Following Smart’s presentation, Hart proposed the adoption of an ordinance, on emergency measures, which would be aimed at new businesses opening in the village.
“We have four new businesses coming to town, and we have no idea who they are,” he said. “We need to know more about new businesses coming in.”
Hart’s proposal would call for a fee on new businesses, as well as permit and approval process.
After some discussion of the proposal and whether the approval process would be constitutional, five of six council members present voted unanimously to send it to the village solicitor for review.
Next, Cochrane addressed the council, representing a consulting firm that is looking to purchase property in the village.

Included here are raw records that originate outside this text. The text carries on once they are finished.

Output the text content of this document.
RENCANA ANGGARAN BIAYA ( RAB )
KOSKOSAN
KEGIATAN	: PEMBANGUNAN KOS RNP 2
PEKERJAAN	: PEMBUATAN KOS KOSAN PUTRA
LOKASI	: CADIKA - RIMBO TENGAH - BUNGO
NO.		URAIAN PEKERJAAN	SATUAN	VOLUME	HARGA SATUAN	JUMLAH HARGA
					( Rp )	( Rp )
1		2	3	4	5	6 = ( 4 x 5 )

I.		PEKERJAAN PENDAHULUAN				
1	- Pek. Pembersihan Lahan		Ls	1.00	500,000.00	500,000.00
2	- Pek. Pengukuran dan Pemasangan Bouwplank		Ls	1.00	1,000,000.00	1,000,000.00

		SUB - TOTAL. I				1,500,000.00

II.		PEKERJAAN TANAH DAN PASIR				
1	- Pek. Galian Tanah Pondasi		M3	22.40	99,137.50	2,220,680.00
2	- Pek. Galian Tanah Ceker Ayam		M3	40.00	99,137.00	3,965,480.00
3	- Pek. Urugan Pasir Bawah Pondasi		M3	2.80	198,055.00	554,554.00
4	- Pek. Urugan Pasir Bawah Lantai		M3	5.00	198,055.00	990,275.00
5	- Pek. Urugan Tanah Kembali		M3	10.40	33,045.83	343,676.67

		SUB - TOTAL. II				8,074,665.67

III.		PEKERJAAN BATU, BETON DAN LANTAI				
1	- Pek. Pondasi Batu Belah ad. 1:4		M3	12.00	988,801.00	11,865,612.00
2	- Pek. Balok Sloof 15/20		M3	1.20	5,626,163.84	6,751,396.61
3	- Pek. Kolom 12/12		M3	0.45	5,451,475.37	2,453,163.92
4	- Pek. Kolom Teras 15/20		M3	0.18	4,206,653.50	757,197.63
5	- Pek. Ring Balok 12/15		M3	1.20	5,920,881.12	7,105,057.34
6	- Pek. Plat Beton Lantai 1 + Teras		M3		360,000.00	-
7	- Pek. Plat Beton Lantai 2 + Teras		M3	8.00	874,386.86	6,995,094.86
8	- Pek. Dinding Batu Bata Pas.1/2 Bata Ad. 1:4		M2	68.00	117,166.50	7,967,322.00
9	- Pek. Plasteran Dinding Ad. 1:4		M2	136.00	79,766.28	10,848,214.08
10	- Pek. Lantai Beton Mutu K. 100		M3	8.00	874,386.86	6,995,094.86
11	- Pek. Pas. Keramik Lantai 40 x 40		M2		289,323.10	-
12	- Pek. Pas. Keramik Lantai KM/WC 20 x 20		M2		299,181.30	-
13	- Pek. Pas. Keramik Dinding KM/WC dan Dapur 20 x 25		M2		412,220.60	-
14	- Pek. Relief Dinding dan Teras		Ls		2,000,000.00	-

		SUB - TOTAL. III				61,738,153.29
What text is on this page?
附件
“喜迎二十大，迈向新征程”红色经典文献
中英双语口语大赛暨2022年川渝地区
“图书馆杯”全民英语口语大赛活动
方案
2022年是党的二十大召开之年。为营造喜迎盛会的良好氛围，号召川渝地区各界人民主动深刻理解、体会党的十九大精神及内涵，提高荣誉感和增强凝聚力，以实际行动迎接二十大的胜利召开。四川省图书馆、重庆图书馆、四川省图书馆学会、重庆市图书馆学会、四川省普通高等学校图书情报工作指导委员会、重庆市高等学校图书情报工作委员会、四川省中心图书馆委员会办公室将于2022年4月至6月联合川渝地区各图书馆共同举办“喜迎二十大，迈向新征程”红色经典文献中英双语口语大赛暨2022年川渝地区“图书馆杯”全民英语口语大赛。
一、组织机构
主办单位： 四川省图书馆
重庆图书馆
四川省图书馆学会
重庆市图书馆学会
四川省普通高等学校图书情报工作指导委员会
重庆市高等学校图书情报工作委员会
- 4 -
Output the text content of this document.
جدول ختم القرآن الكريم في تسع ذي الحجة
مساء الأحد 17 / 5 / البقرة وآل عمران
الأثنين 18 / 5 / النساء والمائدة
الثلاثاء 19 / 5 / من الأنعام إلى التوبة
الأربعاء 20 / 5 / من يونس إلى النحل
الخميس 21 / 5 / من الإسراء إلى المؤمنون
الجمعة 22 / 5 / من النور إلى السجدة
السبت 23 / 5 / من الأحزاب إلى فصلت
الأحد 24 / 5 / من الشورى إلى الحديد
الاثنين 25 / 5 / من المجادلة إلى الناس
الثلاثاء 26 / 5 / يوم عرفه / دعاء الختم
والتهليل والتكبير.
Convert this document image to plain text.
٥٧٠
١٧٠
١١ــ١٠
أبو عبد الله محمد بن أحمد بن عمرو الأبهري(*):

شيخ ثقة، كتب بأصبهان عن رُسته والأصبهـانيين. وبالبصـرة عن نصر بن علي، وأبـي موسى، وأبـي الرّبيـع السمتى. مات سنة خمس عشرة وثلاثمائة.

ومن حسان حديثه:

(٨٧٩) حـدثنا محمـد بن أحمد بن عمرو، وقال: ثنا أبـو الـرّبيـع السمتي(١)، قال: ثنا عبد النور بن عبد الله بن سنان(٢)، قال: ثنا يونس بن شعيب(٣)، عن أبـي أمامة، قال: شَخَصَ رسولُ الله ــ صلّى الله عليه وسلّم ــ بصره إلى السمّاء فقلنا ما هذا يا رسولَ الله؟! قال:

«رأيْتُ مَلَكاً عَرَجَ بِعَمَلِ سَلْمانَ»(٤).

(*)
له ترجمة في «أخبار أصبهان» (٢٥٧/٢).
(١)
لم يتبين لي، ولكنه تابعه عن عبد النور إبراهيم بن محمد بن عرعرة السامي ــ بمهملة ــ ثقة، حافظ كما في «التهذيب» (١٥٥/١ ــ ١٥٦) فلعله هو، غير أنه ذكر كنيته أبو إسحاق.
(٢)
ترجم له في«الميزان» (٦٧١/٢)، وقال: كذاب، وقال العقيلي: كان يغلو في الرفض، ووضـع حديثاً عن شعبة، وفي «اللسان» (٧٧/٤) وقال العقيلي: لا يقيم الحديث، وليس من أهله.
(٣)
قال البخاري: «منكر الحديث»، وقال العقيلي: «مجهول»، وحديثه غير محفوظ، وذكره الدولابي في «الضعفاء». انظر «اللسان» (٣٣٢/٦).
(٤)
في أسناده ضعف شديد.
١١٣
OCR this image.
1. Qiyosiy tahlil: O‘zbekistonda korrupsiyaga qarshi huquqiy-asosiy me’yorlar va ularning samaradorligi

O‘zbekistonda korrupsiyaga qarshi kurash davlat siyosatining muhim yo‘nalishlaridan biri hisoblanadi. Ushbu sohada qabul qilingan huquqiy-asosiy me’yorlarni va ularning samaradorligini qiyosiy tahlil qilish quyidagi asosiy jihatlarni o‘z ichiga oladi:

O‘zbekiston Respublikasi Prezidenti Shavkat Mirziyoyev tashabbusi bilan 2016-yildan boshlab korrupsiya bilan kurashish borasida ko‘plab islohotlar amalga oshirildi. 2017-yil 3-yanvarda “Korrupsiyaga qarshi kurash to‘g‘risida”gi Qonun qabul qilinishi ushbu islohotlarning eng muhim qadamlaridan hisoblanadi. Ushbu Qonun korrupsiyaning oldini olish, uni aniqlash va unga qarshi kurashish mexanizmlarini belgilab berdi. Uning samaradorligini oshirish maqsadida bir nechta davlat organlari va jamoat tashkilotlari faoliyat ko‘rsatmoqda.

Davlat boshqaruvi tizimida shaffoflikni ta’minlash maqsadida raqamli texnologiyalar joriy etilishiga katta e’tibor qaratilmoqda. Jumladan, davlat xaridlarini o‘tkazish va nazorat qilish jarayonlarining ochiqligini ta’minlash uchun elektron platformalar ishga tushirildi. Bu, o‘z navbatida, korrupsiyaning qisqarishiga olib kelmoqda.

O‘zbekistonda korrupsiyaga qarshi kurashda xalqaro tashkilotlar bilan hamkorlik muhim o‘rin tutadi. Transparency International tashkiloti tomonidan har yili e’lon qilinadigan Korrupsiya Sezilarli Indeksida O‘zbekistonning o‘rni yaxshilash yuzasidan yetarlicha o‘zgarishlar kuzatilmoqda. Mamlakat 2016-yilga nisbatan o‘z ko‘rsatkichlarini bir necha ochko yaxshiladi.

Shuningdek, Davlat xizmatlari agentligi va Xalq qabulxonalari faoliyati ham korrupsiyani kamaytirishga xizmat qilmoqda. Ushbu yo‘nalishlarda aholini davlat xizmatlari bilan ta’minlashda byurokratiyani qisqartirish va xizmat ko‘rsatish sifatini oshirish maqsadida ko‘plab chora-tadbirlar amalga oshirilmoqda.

“We’re concerned with the financial well-being of Chesapeake,” he said, outlining several recommendations that he said would improve the village.
First, he said allowing alcohol sales at restaurants and filling stations would help in drawing new businesses to the area. He then called on the village to clean up vacant properties.
“You’re the entrance to the great state of Ohio,” he said. “It shouldn’t be so trashy.”
He called for the area between Chesapeake and Proctorville to be incorporated, so that the villages could act as “a conglomerate” with better law enforcement and services.
“You would have more reach up the river, and they would have more reach down the river,” he said.
And, finally, he called for the village hall to relocate and the current property to be sold and proposed for commercial use.
Cochrane said the group he is working with would like a response on their ideas by May.
Cochrane was followed by Joe Robinson, who came before the council to implore them to do something about dilapidated buildings in the area.
“We’re constantly dragging our feet on these old homes,” he said, noting that many were being used by drug dealers.
Templeton said that he had wanted to make this an early priority of his administration, but had been forced to change plans to focus on zoning ordinances due to the opening of the Riverside Recovery home.
“I had full intentions of working on that, and then this happened,” he said. “It threw a monkeywrench into the works.”
Templeton said a zoning proposal is under way, but that it is a slow process, which could take up to a year.
“If we don’t come up with a zoning ordinance, there’s going to be five, six, seven, maybe 10 of these places,” he said.
In other business, the council voted to rescind ordinance 81-7, which prohibited the excavation of roadways. The meeting was followed with an executive session to discuss a personnel issue.
A special meeting of council is set for next Tuesday.